Ainsi pour désigner une fille aux Philippines, utilisez le terme pilipina ou encore pinay, mais si vous utilisez un autre terme comme le mot français philippines, aucun habitant des Philippines ne vous comprendra.
Donc inutile de créer des mots français que personne ne comprendra aux Philippines, pour ma part j'utilise les mots les plus couramment utilisés aux Philippines.
Petite précision, ma femme mélange le tagalog et l'ilocano , ce qui fait qu'il m'arrive parfois moi aussi de mélanger ces 2 langues (l'ilocano est transmis oralement et je n'ai pour l'instant jamais trouvé de livre écrit en ilocano).
Dans tous ce que j'écris, j'essai seulement de dire la vérité, ce que je vois, ce que j'entand (et tant pis si je choque). Certains français venus aux Philippines comme touristes ou restés sagement dans leur resorts, ignorent cette réalité et continuent de croire que les Philippines sont un paradis sur terre. J'aurai bien aimé que ce fût le cas !
J'ai décidé de terminer sur une note d'espoir. Ma femme, Helen, est née à Bautista aux Philippines. A l'époque, ses parents n'avaient pas de maison et juste assez de quoi s'acheter leur ration de riz.
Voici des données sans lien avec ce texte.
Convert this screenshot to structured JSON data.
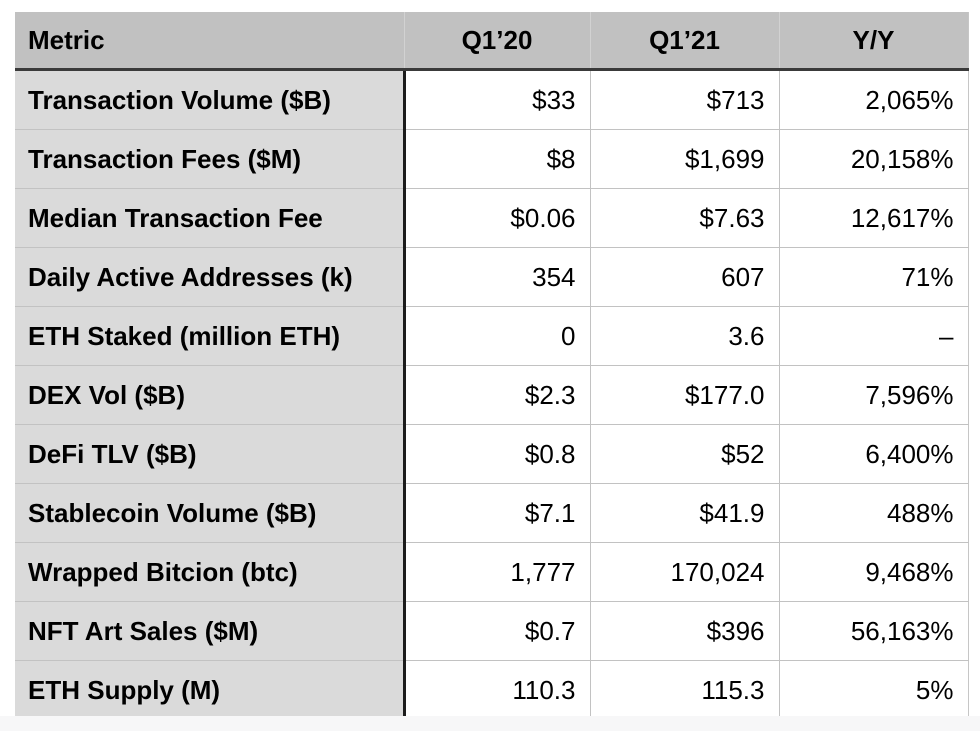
{
  "table": {
    "columns": [
      "Metric",
      "Q1’20",
      "Q1’21",
      "Y/Y"
    ],
    "rows": [
      [
        "Transaction Volume ($B)",
        "$33",
        "$713",
        "2,065%"
      ],
      [
        "Transaction Fees ($M)",
        "$8",
        "$1,699",
        "20,158%"
      ],
      [
        "Median Transaction Fee",
        "$0.06",
        "$7.63",
        "12,617%"
      ],
      [
        "Daily Active Addresses (k)",
        "354",
        "607",
        "71%"
      ],
      [
        "ETH Staked (million ETH)",
        "0",
        "3.6",
        "–"
      ],
      [
        "DEX Vol ($B)",
        "$2.3",
        "$177.0",
        "7,596%"
      ],
      [
        "DeFi TLV ($B)",
        "$0.8",
        "$52",
        "6,400%"
      ],
      [
        "Stablecoin Volume ($B)",
        "$7.1",
        "$41.9",
        "488%"
      ],
      [
        "Wrapped Bitcion (btc)",
        "1,777",
        "170,024",
        "9,468%"
      ],
      [
        "NFT Art Sales ($M)",
        "$0.7",
        "$396",
        "56,163%"
      ],
      [
        "ETH Supply (M)",
        "110.3",
        "115.3",
        "5%"
      ]
    ]
  },
  "colors": {
    "header_bg": "#c1c1c1",
    "metric_column_bg": "#dadada",
    "value_cell_bg": "#ffffff",
    "header_bottom_border": "#3a3a3a",
    "metric_column_border": "#1c1c1c",
    "grid_line": "#c2c2c2",
    "text": "#000000"
  },
  "chart_data": {
    "type": "table",
    "title": "",
    "columns": [
      "Metric",
      "Q1’20",
      "Q1’21",
      "Y/Y"
    ],
    "rows": [
      {
        "metric": "Transaction Volume ($B)",
        "q1_20": 33,
        "q1_21": 713,
        "yoy_pct": 2065
      },
      {
        "metric": "Transaction Fees ($M)",
        "q1_20": 8,
        "q1_21": 1699,
        "yoy_pct": 20158
      },
      {
        "metric": "Median Transaction Fee",
        "q1_20": 0.06,
        "q1_21": 7.63,
        "yoy_pct": 12617
      },
      {
        "metric": "Daily Active Addresses (k)",
        "q1_20": 354,
        "q1_21": 607,
        "yoy_pct": 71
      },
      {
        "metric": "ETH Staked (million ETH)",
        "q1_20": 0,
        "q1_21": 3.6,
        "yoy_pct": null
      },
      {
        "metric": "DEX Vol ($B)",
        "q1_20": 2.3,
        "q1_21": 177.0,
        "yoy_pct": 7596
      },
      {
        "metric": "DeFi TLV ($B)",
        "q1_20": 0.8,
        "q1_21": 52,
        "yoy_pct": 6400
      },
      {
        "metric": "Stablecoin Volume ($B)",
        "q1_20": 7.1,
        "q1_21": 41.9,
        "yoy_pct": 488
      },
      {
        "metric": "Wrapped Bitcion (btc)",
        "q1_20": 1777,
        "q1_21": 170024,
        "yoy_pct": 9468
      },
      {
        "metric": "NFT Art Sales ($M)",
        "q1_20": 0.7,
        "q1_21": 396,
        "yoy_pct": 56163
      },
      {
        "metric": "ETH Supply (M)",
        "q1_20": 110.3,
        "q1_21": 115.3,
        "yoy_pct": 5
      }
    ]
  }
}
Quand la mère d'Helen s'apperçue qu'elle était enceinte, elle chercha par tous les moyens et pendant des mois à se débarasser du bébé. Un jour la grand-mère d'Helen dit à ma belle-mère que si elle n'arrêtait pas, elle risquait d'accoucher d'un bébé malformé. Le bébé vient au monde, il n'était pas bien gros, ni bien joli. Et pourtant quelques années plus tard, je rencontrai cet ancien bébé dans une boite de nuit parisienne et je l'épousai.
Je pense qu'Helen ne doit pas avoir honte de ne pas avoir été un enfant désiré comme son frère ou ses soeurs. Le destin a fait qu'elle ait vu le jour, et qu'elle ait échappé à la misère (ses parents aussi). N'est ce pas une merveilleuse histoire, pleine d'espoir ?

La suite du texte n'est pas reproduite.